In his autobiography, The World is My Garden, Fairchild wrote about Krome’s green thumb: “W.J. Krome, the young active engineer whom Mr. Flagler had put in
charge of building the Overseas Railroad, was at heart almost more interested in commercial horticulture than in that great engineering work. He and his associates had homesteaded land around what is now the town of Homestead. It was there that I first saw tangelo in fruit. Krome had two bearing trees and was planning to put out ten additional acres the following year.”
Soon after, when canker threatened the state’s citrus crop in 1914, Krome was in charge of eradicating the disease through controlled burns, his granddaughter said. And when he retired from the railroad in 1919 to focus on cultivating citrus, avocadoes, and mangoes, Krome was vice president of the Florida Horticultural Society, a post he held until 1927, records indicate.

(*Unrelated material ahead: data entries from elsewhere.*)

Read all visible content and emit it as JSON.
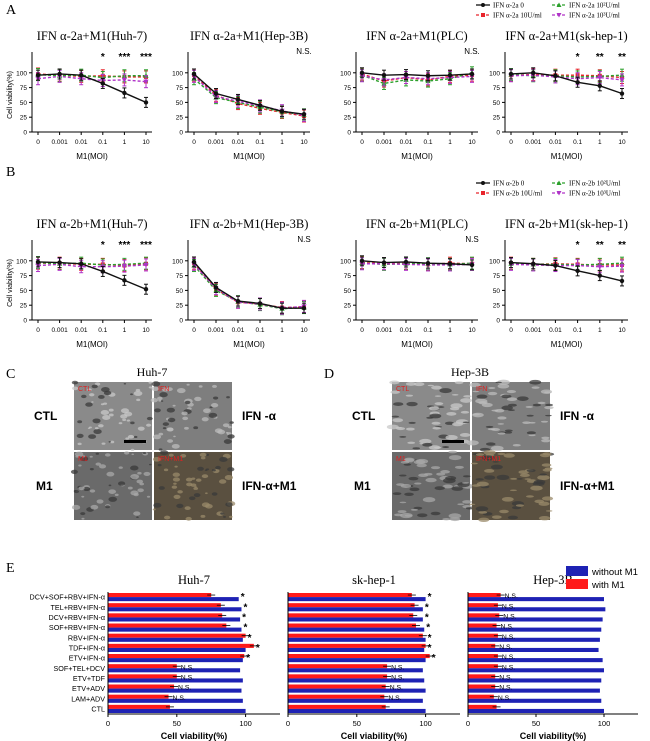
{
  "panel_letters": [
    "A",
    "B",
    "C",
    "D",
    "E"
  ],
  "micro": {
    "C": {
      "title": "Huh-7",
      "rows": [
        "CTL",
        "M1"
      ],
      "cols_right": [
        "IFN -α",
        "IFN-α+M1"
      ],
      "tiles": [
        "CTL",
        "IFN",
        "M1",
        "IFN+M1"
      ]
    },
    "D": {
      "title": "Hep-3B",
      "rows": [
        "CTL",
        "M1"
      ],
      "cols_right": [
        "IFN -α",
        "IFN-α+M1"
      ],
      "tiles": [
        "CTL",
        "IFN",
        "M1",
        "IFN+M1"
      ]
    }
  },
  "chart_data": [
    {
      "id": "A1",
      "type": "line",
      "title": "IFN α-2a+M1(Huh-7)",
      "xlabel": "M1(MOI)",
      "ylabel": "Cell viability(%)",
      "x": [
        "0",
        "0.001",
        "0.01",
        "0.1",
        "1",
        "10"
      ],
      "ylim": [
        0,
        125
      ],
      "yticks": [
        0,
        25,
        50,
        75,
        100
      ],
      "series": [
        {
          "name": "IFN α-2a 0",
          "values": [
            96,
            98,
            96,
            82,
            66,
            50
          ]
        },
        {
          "name": "IFN α-2a 10U/ml",
          "values": [
            98,
            96,
            94,
            95,
            93,
            93
          ]
        },
        {
          "name": "IFN α-2a 10²U/ml",
          "values": [
            97,
            95,
            96,
            92,
            95,
            95
          ]
        },
        {
          "name": "IFN α-2a 10³U/ml",
          "values": [
            90,
            94,
            90,
            87,
            88,
            85
          ]
        }
      ],
      "annotations": [
        {
          "x": "0.1",
          "text": "*"
        },
        {
          "x": "1",
          "text": "***"
        },
        {
          "x": "10",
          "text": "***"
        }
      ]
    },
    {
      "id": "A2",
      "type": "line",
      "title": "IFN α-2a+M1(Hep-3B)",
      "xlabel": "M1(MOI)",
      "ylabel": "",
      "x": [
        "0",
        "0.001",
        "0.01",
        "0.1",
        "1",
        "10"
      ],
      "ylim": [
        0,
        125
      ],
      "yticks": [
        0,
        25,
        50,
        75,
        100
      ],
      "series": [
        {
          "name": "IFN α-2a 0",
          "values": [
            98,
            65,
            55,
            45,
            35,
            30
          ]
        },
        {
          "name": "IFN α-2a 10U/ml",
          "values": [
            96,
            62,
            48,
            40,
            33,
            27
          ]
        },
        {
          "name": "IFN α-2a 10²U/ml",
          "values": [
            90,
            58,
            50,
            42,
            34,
            29
          ]
        },
        {
          "name": "IFN α-2a 10³U/ml",
          "values": [
            94,
            60,
            52,
            44,
            36,
            28
          ]
        }
      ],
      "annotations": [
        {
          "x": "10",
          "text": "N.S."
        }
      ]
    },
    {
      "id": "A3",
      "type": "line",
      "title": "IFN α-2a+M1(PLC)",
      "xlabel": "M1(MOI)",
      "ylabel": "",
      "x": [
        "0",
        "0.001",
        "0.01",
        "0.1",
        "1",
        "10"
      ],
      "ylim": [
        0,
        125
      ],
      "yticks": [
        0,
        25,
        50,
        75,
        100
      ],
      "series": [
        {
          "name": "IFN α-2a 0",
          "values": [
            100,
            96,
            97,
            95,
            96,
            98
          ]
        },
        {
          "name": "IFN α-2a 10U/ml",
          "values": [
            98,
            86,
            92,
            88,
            94,
            96
          ]
        },
        {
          "name": "IFN α-2a 10²U/ml",
          "values": [
            96,
            82,
            88,
            86,
            90,
            100
          ]
        },
        {
          "name": "IFN α-2a 10³U/ml",
          "values": [
            95,
            88,
            92,
            90,
            92,
            94
          ]
        }
      ],
      "annotations": [
        {
          "x": "10",
          "text": "N.S."
        }
      ]
    },
    {
      "id": "A4",
      "type": "line",
      "title": "IFN α-2a+M1(sk-hep-1)",
      "xlabel": "M1(MOI)",
      "ylabel": "",
      "x": [
        "0",
        "0.001",
        "0.01",
        "0.1",
        "1",
        "10"
      ],
      "ylim": [
        0,
        125
      ],
      "yticks": [
        0,
        25,
        50,
        75,
        100
      ],
      "series": [
        {
          "name": "IFN α-2a 0",
          "values": [
            98,
            100,
            95,
            84,
            78,
            65
          ]
        },
        {
          "name": "IFN α-2a 10U/ml",
          "values": [
            96,
            97,
            96,
            96,
            95,
            92
          ]
        },
        {
          "name": "IFN α-2a 10²U/ml",
          "values": [
            97,
            95,
            95,
            93,
            94,
            96
          ]
        },
        {
          "name": "IFN α-2a 10³U/ml",
          "values": [
            95,
            96,
            93,
            90,
            92,
            88
          ]
        }
      ],
      "annotations": [
        {
          "x": "0.1",
          "text": "*"
        },
        {
          "x": "1",
          "text": "**"
        },
        {
          "x": "10",
          "text": "**"
        }
      ]
    },
    {
      "id": "B1",
      "type": "line",
      "title": "IFN α-2b+M1(Huh-7)",
      "xlabel": "M1(MOI)",
      "ylabel": "Cell viability(%)",
      "x": [
        "0",
        "0.001",
        "0.01",
        "0.1",
        "1",
        "10"
      ],
      "ylim": [
        0,
        125
      ],
      "yticks": [
        0,
        25,
        50,
        75,
        100
      ],
      "series": [
        {
          "name": "IFN α-2b 0",
          "values": [
            98,
            97,
            95,
            82,
            67,
            52
          ]
        },
        {
          "name": "IFN α-2b 10U/ml",
          "values": [
            96,
            96,
            94,
            94,
            92,
            95
          ]
        },
        {
          "name": "IFN α-2b 10²U/ml",
          "values": [
            97,
            95,
            96,
            93,
            94,
            96
          ]
        },
        {
          "name": "IFN α-2b 10³U/ml",
          "values": [
            92,
            94,
            90,
            90,
            91,
            93
          ]
        }
      ],
      "annotations": [
        {
          "x": "0.1",
          "text": "*"
        },
        {
          "x": "1",
          "text": "***"
        },
        {
          "x": "10",
          "text": "***"
        }
      ]
    },
    {
      "id": "B2",
      "type": "line",
      "title": "IFN α-2b+M1(Hep-3B)",
      "xlabel": "M1(MOI)",
      "ylabel": "",
      "x": [
        "0",
        "0.001",
        "0.01",
        "0.1",
        "1",
        "10"
      ],
      "ylim": [
        0,
        125
      ],
      "yticks": [
        0,
        25,
        50,
        75,
        100
      ],
      "series": [
        {
          "name": "IFN α-2b 0",
          "values": [
            98,
            55,
            32,
            28,
            20,
            20
          ]
        },
        {
          "name": "IFN α-2b 10U/ml",
          "values": [
            96,
            52,
            30,
            27,
            21,
            22
          ]
        },
        {
          "name": "IFN α-2b 10²U/ml",
          "values": [
            92,
            50,
            31,
            26,
            19,
            21
          ]
        },
        {
          "name": "IFN α-2b 10³U/ml",
          "values": [
            94,
            53,
            30,
            27,
            20,
            23
          ]
        }
      ],
      "annotations": [
        {
          "x": "10",
          "text": "N.S"
        }
      ]
    },
    {
      "id": "B3",
      "type": "line",
      "title": "IFN α-2b+M1(PLC)",
      "xlabel": "M1(MOI)",
      "ylabel": "",
      "x": [
        "0",
        "0.001",
        "0.01",
        "0.1",
        "1",
        "10"
      ],
      "ylim": [
        0,
        125
      ],
      "yticks": [
        0,
        25,
        50,
        75,
        100
      ],
      "series": [
        {
          "name": "IFN α-2b 0",
          "values": [
            100,
            97,
            98,
            96,
            95,
            93
          ]
        },
        {
          "name": "IFN α-2b 10U/ml",
          "values": [
            97,
            95,
            96,
            94,
            96,
            95
          ]
        },
        {
          "name": "IFN α-2b 10²U/ml",
          "values": [
            96,
            94,
            95,
            95,
            94,
            96
          ]
        },
        {
          "name": "IFN α-2b 10³U/ml",
          "values": [
            95,
            95,
            94,
            93,
            93,
            94
          ]
        }
      ],
      "annotations": [
        {
          "x": "10",
          "text": "N.S"
        }
      ]
    },
    {
      "id": "B4",
      "type": "line",
      "title": "IFN α-2b+M1(sk-hep-1)",
      "xlabel": "M1(MOI)",
      "ylabel": "",
      "x": [
        "0",
        "0.001",
        "0.01",
        "0.1",
        "1",
        "10"
      ],
      "ylim": [
        0,
        125
      ],
      "yticks": [
        0,
        25,
        50,
        75,
        100
      ],
      "series": [
        {
          "name": "IFN α-2b 0",
          "values": [
            97,
            95,
            92,
            83,
            75,
            66
          ]
        },
        {
          "name": "IFN α-2b 10U/ml",
          "values": [
            96,
            94,
            95,
            94,
            93,
            93
          ]
        },
        {
          "name": "IFN α-2b 10²U/ml",
          "values": [
            95,
            94,
            94,
            93,
            94,
            96
          ]
        },
        {
          "name": "IFN α-2b 10³U/ml",
          "values": [
            94,
            93,
            92,
            92,
            90,
            91
          ]
        }
      ],
      "annotations": [
        {
          "x": "0.1",
          "text": "*"
        },
        {
          "x": "1",
          "text": "**"
        },
        {
          "x": "10",
          "text": "**"
        }
      ]
    },
    {
      "id": "E1",
      "type": "bar",
      "orientation": "horizontal",
      "title": "Huh-7",
      "xlabel": "Cell viability(%)",
      "categories": [
        "DCV+SOF+RBV+IFN-α",
        "TEL+RBV+IFN-α",
        "DCV+RBV+IFN-α",
        "SOF+RBV+IFN-α",
        "RBV+IFN-α",
        "TDF+IFN-α",
        "ETV+IFN-α",
        "SOF+TEL+DCV",
        "ETV+TDF",
        "ETV+ADV",
        "LAM+ADV",
        "CTL"
      ],
      "xlim": [
        0,
        125
      ],
      "xticks": [
        0,
        50,
        100
      ],
      "series": [
        {
          "name": "without M1",
          "values": [
            95,
            97,
            96,
            97,
            98,
            100,
            98,
            96,
            98,
            97,
            98,
            100
          ]
        },
        {
          "name": "with M1",
          "values": [
            75,
            82,
            83,
            86,
            100,
            106,
            99,
            50,
            50,
            48,
            44,
            45
          ]
        }
      ],
      "annotations": [
        "*",
        "*",
        "*",
        "*",
        "*",
        "*",
        "*",
        "N.S.",
        "N.S.",
        "N.S.",
        "N.S.",
        ""
      ]
    },
    {
      "id": "E2",
      "type": "bar",
      "orientation": "horizontal",
      "title": "sk-hep-1",
      "xlabel": "Cell viability(%)",
      "categories": [
        "DCV+SOF+RBV+IFN-α",
        "TEL+RBV+IFN-α",
        "DCV+RBV+IFN-α",
        "SOF+RBV+IFN-α",
        "RBV+IFN-α",
        "TDF+IFN-α",
        "ETV+IFN-α",
        "SOF+TEL+DCV",
        "ETV+TDF",
        "ETV+ADV",
        "LAM+ADV",
        "CTL"
      ],
      "xlim": [
        0,
        125
      ],
      "xticks": [
        0,
        50,
        100
      ],
      "series": [
        {
          "name": "without M1",
          "values": [
            100,
            98,
            98,
            99,
            100,
            99,
            100,
            98,
            99,
            100,
            98,
            100
          ]
        },
        {
          "name": "with M1",
          "values": [
            90,
            92,
            91,
            93,
            98,
            100,
            103,
            72,
            72,
            71,
            70,
            71
          ]
        }
      ],
      "annotations": [
        "*",
        "*",
        "*",
        "*",
        "*",
        "*",
        "*",
        "N.S.",
        "N.S.",
        "N.S.",
        "N.S.",
        ""
      ]
    },
    {
      "id": "E3",
      "type": "bar",
      "orientation": "horizontal",
      "title": "Hep-3B",
      "xlabel": "Cell viability(%)",
      "categories": [
        "DCV+SOF+RBV+IFN-α",
        "TEL+RBV+IFN-α",
        "DCV+RBV+IFN-α",
        "SOF+RBV+IFN-α",
        "RBV+IFN-α",
        "TDF+IFN-α",
        "ETV+IFN-α",
        "SOF+TEL+DCV",
        "ETV+TDF",
        "ETV+ADV",
        "LAM+ADV",
        "CTL"
      ],
      "xlim": [
        0,
        125
      ],
      "xticks": [
        0,
        50,
        100
      ],
      "series": [
        {
          "name": "without M1",
          "values": [
            100,
            101,
            99,
            98,
            97,
            96,
            99,
            100,
            98,
            97,
            98,
            100
          ]
        },
        {
          "name": "with M1",
          "values": [
            24,
            22,
            23,
            21,
            22,
            20,
            22,
            22,
            20,
            20,
            19,
            21
          ]
        }
      ],
      "annotations": [
        "N.S.",
        "N.S.",
        "N.S.",
        "N.S.",
        "N.S.",
        "N.S.",
        "N.S.",
        "N.S.",
        "N.S.",
        "N.S.",
        "N.S.",
        ""
      ]
    }
  ],
  "legend_A": [
    "IFN α-2a 0",
    "IFN α-2a 10U/ml",
    "IFN α-2a 10²U/ml",
    "IFN α-2a 10³U/ml"
  ],
  "legend_B": [
    "IFN α-2b 0",
    "IFN α-2b 10U/ml",
    "IFN α-2b 10²U/ml",
    "IFN α-2b 10³U/ml"
  ],
  "legend_E": [
    "without M1",
    "with M1"
  ],
  "colors": {
    "black": "#111111",
    "red": "#e8242c",
    "green": "#2ca02c",
    "purple": "#b033c8",
    "blue": "#1e22b4",
    "barRed": "#ff1a1a"
  }
}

Though Krome died young, his first son, Bill, gained a love for horticulture from both his parents. Throughout his life, Bill was a proponent for the Florida agricultural community, and helped develop standards for the optimal picking time for avocados and limes, which improved the reputation of local fruit, Crane said. He also managed the family groves as his mother aged and officially took over when she died in 1977. Bill Krome died in 2000, but his daughter still maintains about 200 acres of the family groves where 40 different varieties of avocados are cultivated.
Information for this story was gathered from “The Villages of South Dade” by Jean Taylor, “A Journey Through Time” by Paul George, “Last Train to Paradise” by Les Standiford, the Florida State Horticultural Society, family letters provided by Medora Krome, the Homestead Historic Town Hall Museum, the Jerry Wilkinson archives, and the Florida Keys History & Discovery Center.